• 1927 doğumlu ingiliz aktör ve yazar. ilk büyük çıkışını 1963 yapımı from russia with love filmindeki bond kötüsü rolüyle yapar. daha sonra iki kral tiplemesiyle beyaz perdede yer alır bunlardan ilki 1964 yapımı hamlet'teki kral claudius diğeri ise ona birer oscar ve altın küre adaylığı getirecek olan 1966 yapımı a man of all seasons filmindeki kral 8. henry rolüdür. bir sonraki filminde* amerikanın o zamanlar bir kahraman olarak gördüğü george armstrong custer isimli dallamayı beyaz perdeye taşır. rol arkadaşı uzun yıllar karısı olacak ve ona 4 çocuk verecek olan mary uredir. çiftin evliliği mary'nin 1975deki ölümüne dek sürer. 1969 yılında amigadaki oyununa hasta olduğum battle of britain filminde filo komutanı olarak karşımıza çıkan shaw daha sonra young winston (1972), the sting (1973) ve belkide ona en çok ün kazandıran jaws (1975) filmlerini çeker. jaws filmindeki kızgın balıkçı rolü tam ona göredir. gerçek hayatta da son derece öfkeli bir adam olan shaw sık sık sette richard dreyfuss ile kavga etmiş ikilinin arasındaki bu gerilim filme de yansıyınca ortaya hoş bir sonuç çıkmıştır. filmdeki rol ismi quint latincede 5. anlamına gelir quint filmde köpekbalığı tarafından öldürülen 5. kişidir. filmde anlatılan gerçek olaydan alınma uss indianapolis öyküsü robert shaw tarafından yazılmıştır. bu filmden sonra yine bir peter benchley öyküsü olan the deep filminde oynayan aktör 1978 yılında geçirdiği kalp krizi sonucundaki ölümüne kadar robin and marian (1976), black sunday (1977) ve son olarak da force 10 from navarone (1978) isimli filmlerde oynamıştır. aynı zamanda başarılı bir yazar olan aktör döneminin en başarılı oyuncularındandır.

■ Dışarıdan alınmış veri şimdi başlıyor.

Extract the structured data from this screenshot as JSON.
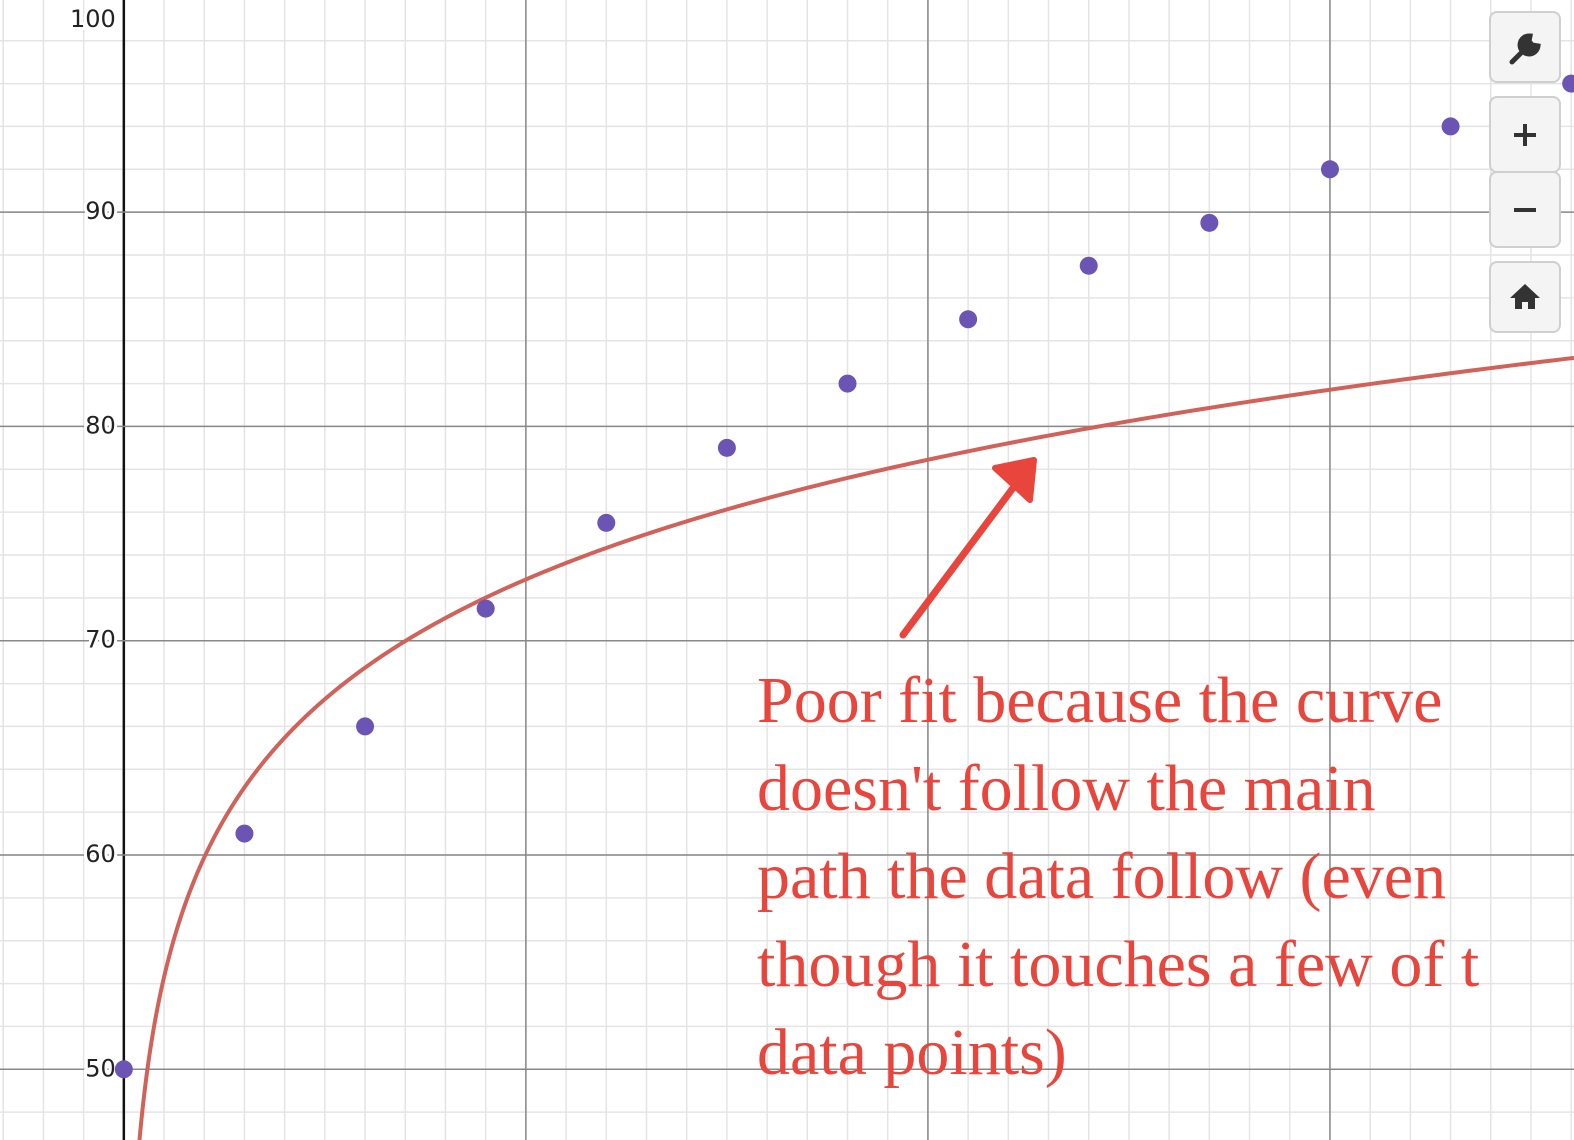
{
  "chart_data": {
    "type": "scatter",
    "x": [
      0,
      3,
      6,
      9,
      12,
      15,
      18,
      21,
      24,
      27,
      30,
      33,
      36
    ],
    "values": [
      50,
      61,
      66,
      71.5,
      75.5,
      79,
      82,
      85,
      87.5,
      89.5,
      92,
      94,
      96
    ],
    "color": "#6c54b5",
    "curve": {
      "a": 54.3,
      "b": 8.06,
      "color": "#d0625a"
    },
    "xlim": [
      -3.08,
      36.07
    ],
    "ylim": [
      46.7,
      99.9
    ],
    "xticks": [
      0,
      10,
      20,
      30
    ],
    "yticks": [
      50,
      60,
      70,
      80,
      90,
      100
    ],
    "minor_grid": {
      "x": 1,
      "y": 2
    },
    "grid": true,
    "annotation": [
      "Poor fit because the curve",
      "doesn't follow the main",
      "path the data follow (even",
      "though it touches a few of t",
      "data points)"
    ],
    "annotation_color": "#e8453c"
  }
}
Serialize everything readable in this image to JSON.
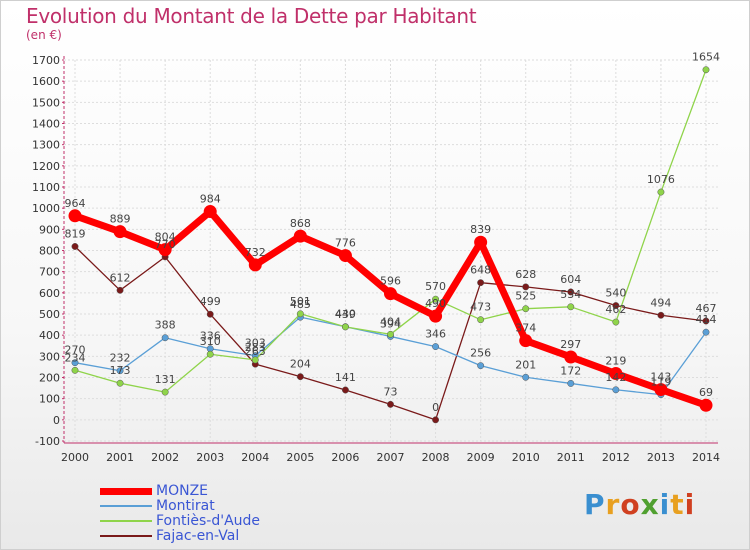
{
  "header": {
    "title": "Evolution du Montant de la Dette par Habitant",
    "unit": "(en €)"
  },
  "logo": {
    "text": "Proxiti",
    "colors": [
      "#3a8fd0",
      "#e8a020",
      "#d04020",
      "#50a030",
      "#3a8fd0",
      "#e8a020",
      "#d04020"
    ]
  },
  "chart_data": {
    "type": "line",
    "title": "Evolution du Montant de la Dette par Habitant",
    "ylabel": "(en €)",
    "x": [
      "2000",
      "2001",
      "2002",
      "2003",
      "2004",
      "2005",
      "2006",
      "2007",
      "2008",
      "2009",
      "2010",
      "2011",
      "2012",
      "2013",
      "2014"
    ],
    "ylim": [
      -100,
      1700
    ],
    "yticks": [
      "-100",
      "0",
      "100",
      "200",
      "300",
      "400",
      "500",
      "600",
      "700",
      "800",
      "900",
      "1000",
      "1100",
      "1200",
      "1300",
      "1400",
      "1500",
      "1600",
      "1700"
    ],
    "grid": true,
    "legend_position": "bottom-left",
    "series": [
      {
        "name": "MONZE",
        "color": "#ff0000",
        "values": [
          964,
          889,
          804,
          984,
          732,
          868,
          776,
          596,
          490,
          839,
          374,
          297,
          219,
          143,
          69
        ],
        "labels": [
          "964",
          "889",
          "804",
          "984",
          "732",
          "868",
          "776",
          "596",
          "490",
          "839",
          "374",
          "297",
          "219",
          "143",
          "69"
        ]
      },
      {
        "name": "Montirat",
        "color": "#5a9fd6",
        "values": [
          270,
          232,
          388,
          336,
          303,
          485,
          440,
          394,
          346,
          256,
          201,
          172,
          142,
          119,
          414
        ],
        "labels": [
          "270",
          "232",
          "388",
          "336",
          "303",
          "485",
          "440",
          "394",
          "346",
          "256",
          "201",
          "172",
          "142",
          "119",
          "414"
        ]
      },
      {
        "name": "Fontiès-d'Aude",
        "color": "#8fd44a",
        "values": [
          234,
          173,
          131,
          310,
          283,
          501,
          439,
          404,
          570,
          473,
          525,
          534,
          462,
          1076,
          1654
        ],
        "labels": [
          "234",
          "173",
          "131",
          "310",
          "283",
          "501",
          "439",
          "404",
          "570",
          "473",
          "525",
          "534",
          "462",
          "1076",
          "1654"
        ]
      },
      {
        "name": "Fajac-en-Val",
        "color": "#7a1a1a",
        "values": [
          819,
          612,
          770,
          499,
          263,
          204,
          141,
          73,
          0,
          648,
          628,
          604,
          540,
          494,
          467
        ],
        "labels": [
          "819",
          "612",
          "770",
          "499",
          "263",
          "204",
          "141",
          "73",
          "0",
          "648",
          "628",
          "604",
          "540",
          "494",
          "467"
        ]
      }
    ]
  }
}
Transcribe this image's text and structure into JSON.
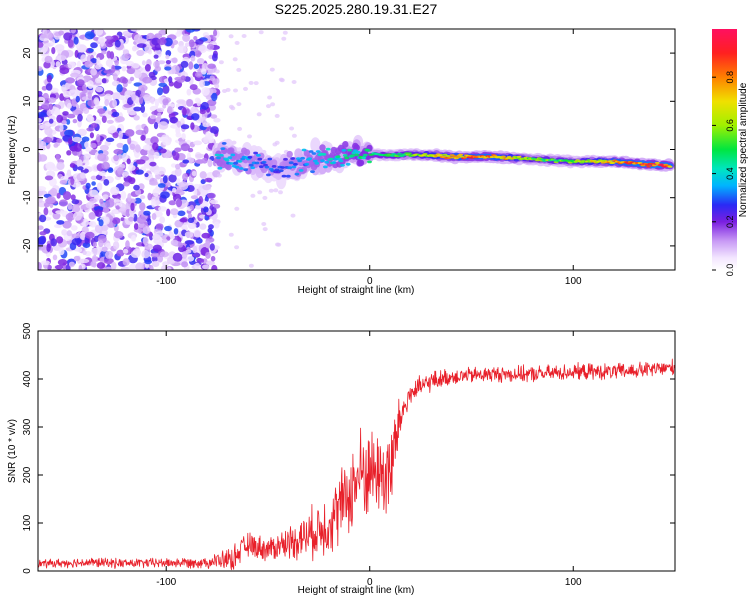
{
  "chart_data": [
    {
      "type": "heatmap",
      "title": "S225.2025.280.19.31.E27",
      "xlabel": "Height of straight line (km)",
      "ylabel": "Frequency (Hz)",
      "xlim": [
        -163,
        150
      ],
      "ylim": [
        -25,
        25
      ],
      "x_ticks": [
        -100,
        0,
        100
      ],
      "y_ticks": [
        -20,
        -10,
        0,
        10,
        20
      ],
      "colorbar": {
        "label": "Normalized spectral amplitude",
        "range": [
          0.0,
          1.0
        ],
        "ticks": [
          0.0,
          0.2,
          0.4,
          0.6,
          0.8
        ]
      },
      "noise_region": {
        "x_range": [
          -163,
          -75
        ],
        "y_range": [
          -25,
          25
        ],
        "amplitude": [
          0.05,
          0.3
        ]
      },
      "signal_track": {
        "x": [
          -75,
          -60,
          -45,
          -35,
          -25,
          -15,
          -5,
          0,
          10,
          20,
          40,
          60,
          80,
          100,
          120,
          140,
          148
        ],
        "frequency": [
          -1,
          -2.5,
          -4,
          -3,
          -2,
          -1.5,
          -1,
          -1,
          -1.2,
          -1,
          -1.5,
          -1.5,
          -2,
          -2.5,
          -2.5,
          -3.2,
          -3.3
        ],
        "peak_amplitude": [
          0.4,
          0.35,
          0.3,
          0.35,
          0.4,
          0.45,
          0.5,
          0.5,
          0.55,
          0.6,
          0.85,
          0.9,
          0.6,
          0.6,
          0.85,
          0.95,
          0.9
        ]
      }
    },
    {
      "type": "line",
      "title": "",
      "xlabel": "Height of straight line (km)",
      "ylabel": "SNR (10 * v/v)",
      "xlim": [
        -163,
        150
      ],
      "ylim": [
        0,
        500
      ],
      "x_ticks": [
        -100,
        0,
        100
      ],
      "y_ticks": [
        0,
        100,
        200,
        300,
        400,
        500
      ],
      "series": [
        {
          "name": "SNR",
          "color": "#e8202a",
          "x": [
            -163,
            -140,
            -120,
            -100,
            -80,
            -68,
            -60,
            -50,
            -40,
            -30,
            -20,
            -10,
            -5,
            0,
            5,
            10,
            15,
            20,
            30,
            40,
            60,
            80,
            100,
            120,
            140,
            150
          ],
          "y": [
            15,
            18,
            16,
            17,
            18,
            25,
            55,
            45,
            60,
            75,
            100,
            160,
            200,
            210,
            205,
            200,
            320,
            370,
            395,
            405,
            410,
            410,
            415,
            415,
            420,
            425
          ],
          "spread": [
            10,
            12,
            12,
            12,
            14,
            30,
            30,
            30,
            40,
            60,
            80,
            100,
            120,
            110,
            100,
            150,
            50,
            30,
            25,
            20,
            20,
            20,
            20,
            20,
            20,
            20
          ]
        }
      ]
    }
  ]
}
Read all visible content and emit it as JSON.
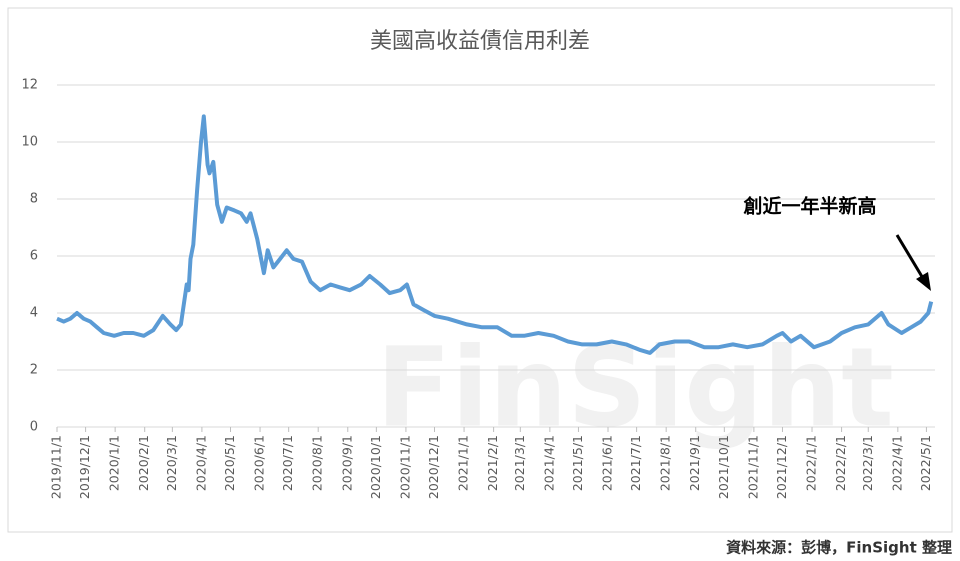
{
  "chart_data": {
    "type": "line",
    "title": "美國高收益債信用利差",
    "annotation": "創近一年半新高",
    "source": "資料來源：彭博，FinSight 整理",
    "watermark": "FinSight",
    "xlim": [
      "2019/11/1",
      "2022/5/10"
    ],
    "xticks": [
      "2019/11/1",
      "2019/12/1",
      "2020/1/1",
      "2020/2/1",
      "2020/3/1",
      "2020/4/1",
      "2020/5/1",
      "2020/6/1",
      "2020/7/1",
      "2020/8/1",
      "2020/9/1",
      "2020/10/1",
      "2020/11/1",
      "2020/12/1",
      "2021/1/1",
      "2021/2/1",
      "2021/3/1",
      "2021/4/1",
      "2021/5/1",
      "2021/6/1",
      "2021/7/1",
      "2021/8/1",
      "2021/9/1",
      "2021/10/1",
      "2021/11/1",
      "2021/12/1",
      "2022/1/1",
      "2022/2/1",
      "2022/3/1",
      "2022/4/1",
      "2022/5/1"
    ],
    "ylim": [
      0,
      12
    ],
    "yticks": [
      0,
      2,
      4,
      6,
      8,
      10,
      12
    ],
    "grid": true,
    "x": [
      "2019/11/1",
      "2019/11/8",
      "2019/11/15",
      "2019/11/22",
      "2019/11/29",
      "2019/12/6",
      "2019/12/13",
      "2019/12/20",
      "2019/12/31",
      "2020/1/10",
      "2020/1/20",
      "2020/1/31",
      "2020/2/10",
      "2020/2/20",
      "2020/2/28",
      "2020/3/5",
      "2020/3/10",
      "2020/3/13",
      "2020/3/16",
      "2020/3/18",
      "2020/3/20",
      "2020/3/23",
      "2020/3/27",
      "2020/3/31",
      "2020/4/3",
      "2020/4/7",
      "2020/4/9",
      "2020/4/13",
      "2020/4/17",
      "2020/4/22",
      "2020/4/27",
      "2020/5/5",
      "2020/5/12",
      "2020/5/18",
      "2020/5/22",
      "2020/5/29",
      "2020/6/5",
      "2020/6/9",
      "2020/6/15",
      "2020/6/22",
      "2020/6/29",
      "2020/7/6",
      "2020/7/15",
      "2020/7/24",
      "2020/8/3",
      "2020/8/14",
      "2020/8/24",
      "2020/9/3",
      "2020/9/15",
      "2020/9/24",
      "2020/10/5",
      "2020/10/15",
      "2020/10/26",
      "2020/11/2",
      "2020/11/9",
      "2020/11/20",
      "2020/12/1",
      "2020/12/15",
      "2021/1/4",
      "2021/1/20",
      "2021/2/5",
      "2021/2/20",
      "2021/3/5",
      "2021/3/20",
      "2021/4/5",
      "2021/4/20",
      "2021/5/5",
      "2021/5/20",
      "2021/6/5",
      "2021/6/20",
      "2021/7/5",
      "2021/7/15",
      "2021/7/25",
      "2021/8/10",
      "2021/8/25",
      "2021/9/10",
      "2021/9/25",
      "2021/10/10",
      "2021/10/25",
      "2021/11/10",
      "2021/11/25",
      "2021/12/1",
      "2021/12/10",
      "2021/12/20",
      "2022/1/3",
      "2022/1/20",
      "2022/2/1",
      "2022/2/15",
      "2022/3/1",
      "2022/3/15",
      "2022/3/22",
      "2022/4/5",
      "2022/4/15",
      "2022/4/25",
      "2022/5/3",
      "2022/5/6"
    ],
    "series": [
      {
        "color": "#5b9bd5",
        "values": [
          3.8,
          3.7,
          3.8,
          4.0,
          3.8,
          3.7,
          3.5,
          3.3,
          3.2,
          3.3,
          3.3,
          3.2,
          3.4,
          3.9,
          3.6,
          3.4,
          3.6,
          4.3,
          5.0,
          4.8,
          5.9,
          6.4,
          8.3,
          10.0,
          10.9,
          9.2,
          8.9,
          9.3,
          7.8,
          7.2,
          7.7,
          7.6,
          7.5,
          7.2,
          7.5,
          6.6,
          5.4,
          6.2,
          5.6,
          5.9,
          6.2,
          5.9,
          5.8,
          5.1,
          4.8,
          5.0,
          4.9,
          4.8,
          5.0,
          5.3,
          5.0,
          4.7,
          4.8,
          5.0,
          4.3,
          4.1,
          3.9,
          3.8,
          3.6,
          3.5,
          3.5,
          3.2,
          3.2,
          3.3,
          3.2,
          3.0,
          2.9,
          2.9,
          3.0,
          2.9,
          2.7,
          2.6,
          2.9,
          3.0,
          3.0,
          2.8,
          2.8,
          2.9,
          2.8,
          2.9,
          3.2,
          3.3,
          3.0,
          3.2,
          2.8,
          3.0,
          3.3,
          3.5,
          3.6,
          4.0,
          3.6,
          3.3,
          3.5,
          3.7,
          4.0,
          4.4
        ]
      }
    ]
  }
}
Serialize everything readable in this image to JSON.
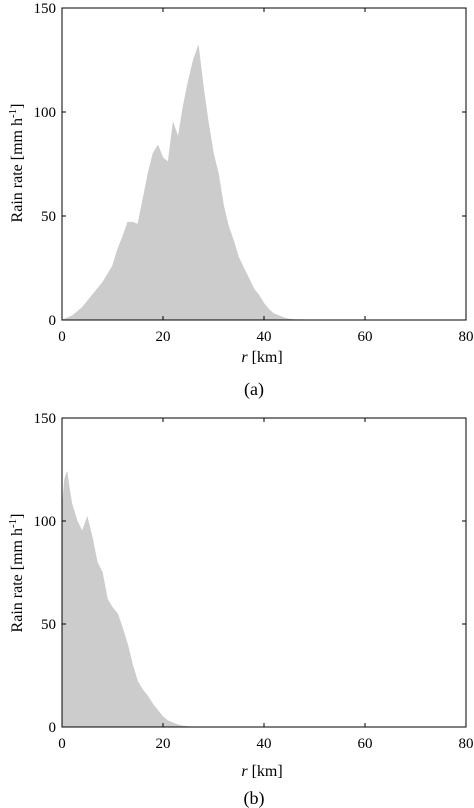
{
  "chart_data": [
    {
      "type": "area",
      "panel_label": "(a)",
      "xlabel_italic": "r",
      "xlabel_rest": " [km]",
      "ylabel": "Rain rate [mm h",
      "ylabel_sup": "-1",
      "ylabel_end": "]",
      "xlim": [
        0,
        80
      ],
      "ylim": [
        0,
        150
      ],
      "x_ticks": [
        0,
        20,
        40,
        60,
        80
      ],
      "x_tick_labels": [
        "0",
        "20",
        "40",
        "60",
        "80"
      ],
      "y_ticks": [
        0,
        50,
        100,
        150
      ],
      "y_tick_labels": [
        "0",
        "50",
        "100",
        "150"
      ],
      "fill_color": "#cccccc",
      "grid": false,
      "x": [
        0,
        2,
        4,
        6,
        8,
        10,
        11,
        12,
        13,
        14,
        15,
        16,
        17,
        18,
        19,
        20,
        21,
        22,
        23,
        24,
        25,
        26,
        27,
        28,
        29,
        30,
        31,
        32,
        33,
        34,
        35,
        36,
        37,
        38,
        39,
        40,
        41,
        42,
        43,
        44,
        45,
        46,
        50,
        60,
        70,
        80
      ],
      "values": [
        0,
        2,
        6,
        12,
        18,
        26,
        34,
        40,
        47,
        47,
        46,
        58,
        70,
        80,
        84,
        78,
        76,
        95,
        88,
        103,
        115,
        125,
        132,
        112,
        95,
        80,
        70,
        55,
        45,
        38,
        30,
        25,
        20,
        15,
        12,
        8,
        5,
        3,
        2,
        1,
        0.5,
        0.2,
        0,
        0,
        0,
        0
      ]
    },
    {
      "type": "area",
      "panel_label": "(b)",
      "xlabel_italic": "r",
      "xlabel_rest": " [km]",
      "ylabel": "Rain rate [mm h",
      "ylabel_sup": "-1",
      "ylabel_end": "]",
      "xlim": [
        0,
        80
      ],
      "ylim": [
        0,
        150
      ],
      "x_ticks": [
        0,
        20,
        40,
        60,
        80
      ],
      "x_tick_labels": [
        "0",
        "20",
        "40",
        "60",
        "80"
      ],
      "y_ticks": [
        0,
        50,
        100,
        150
      ],
      "y_tick_labels": [
        "0",
        "50",
        "100",
        "150"
      ],
      "fill_color": "#cccccc",
      "grid": false,
      "x": [
        0,
        0.5,
        1,
        1.5,
        2,
        3,
        4,
        5,
        6,
        7,
        8,
        9,
        10,
        11,
        12,
        13,
        14,
        15,
        16,
        17,
        18,
        19,
        20,
        21,
        22,
        23,
        24,
        25,
        26,
        30,
        40,
        60,
        80
      ],
      "values": [
        105,
        120,
        124,
        115,
        108,
        100,
        95,
        102,
        92,
        80,
        75,
        62,
        58,
        55,
        48,
        40,
        30,
        22,
        18,
        15,
        11,
        8,
        5,
        3,
        2,
        1,
        0.5,
        0.2,
        0,
        0,
        0,
        0,
        0
      ]
    }
  ]
}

  • 1916 doğumlu amerikalı ünlü maestro. atlanta senfoni orkestırasına yorumlattığı carmina burana en ünlü çalışmasıdır. 1999 da ölmüştür.
  • kendisi gibi agresif, depresif ve alkolik babasi shaw 12 yasindayken intihar etmistir. ıyi bir tiyatro oyuncusu ve yazari olan shaw omru hayatinda uc evlilik yapmis, biri evlatlik olmak uzere on cocugu olmustur. birlikte calistigi insanlardan richard dreyfuss ayikken dunyanin en efendi insani oldugunu bir kadeh ictikten sonra tam bir orospu cocuguna dondugunu soylemistir. jaws filmindeki rolu icin yarim milyon dolar almistir. ıkinci esi jaws gosterime girdigi sirada asiri dozdan mortu cekmistir. kaderini ve yetenegini bizim turk sinema ve tiyatrosunun dahi ama alkolik ustatlarindan yildirim unal'a benzetiyorum, nitekim insanin 51 yasinda kalp krizinden olmesi icin bayagi bir kasmasi gerekir.

    herkes jaws'taki rolunden bahseder ama bence the sting'teki rolunde de cok basarilidir, ııı. richard misali sendeleyerek gezen hafif kambur lannagon karakteri de tam korku salan bir mafya babasidir. tabii paul newman ve robert redford'un yaninda sonmeden oynama basarisini gostermek de buyuk bir beceridir. adamin bakislari zaten insani urkutmeye yetiyor, cocuklarina uzuldum. bunun oglu olsam gece ruyama girer valla ya!

    richard dreyfuss ile aralarindaki kan davasinin da dreyfuss'un tahmin edilecegi uzere mizmiz bir karaktere sahip olmasindan kaynaklandigi soylenmektedir. zaten iki resmi yan yana koy birbirlerine ne kadar zit olduklari hemen anlasilir! shaw jaws'taki quint rolunu once reddeder sonra sekreteri ve karisi o zaman zaten cok satanlar listesine girmis kitabin hayrani olduklari icin shaw'u ikna ederler, iyi de yapmislar! bu aktorler arasindaki catismalar, sette aksamalar, kazalar, hesap edilen butcenin asilmasi zaten buyuk butceyle cekilen filme havadan promosyon kazandirmistir.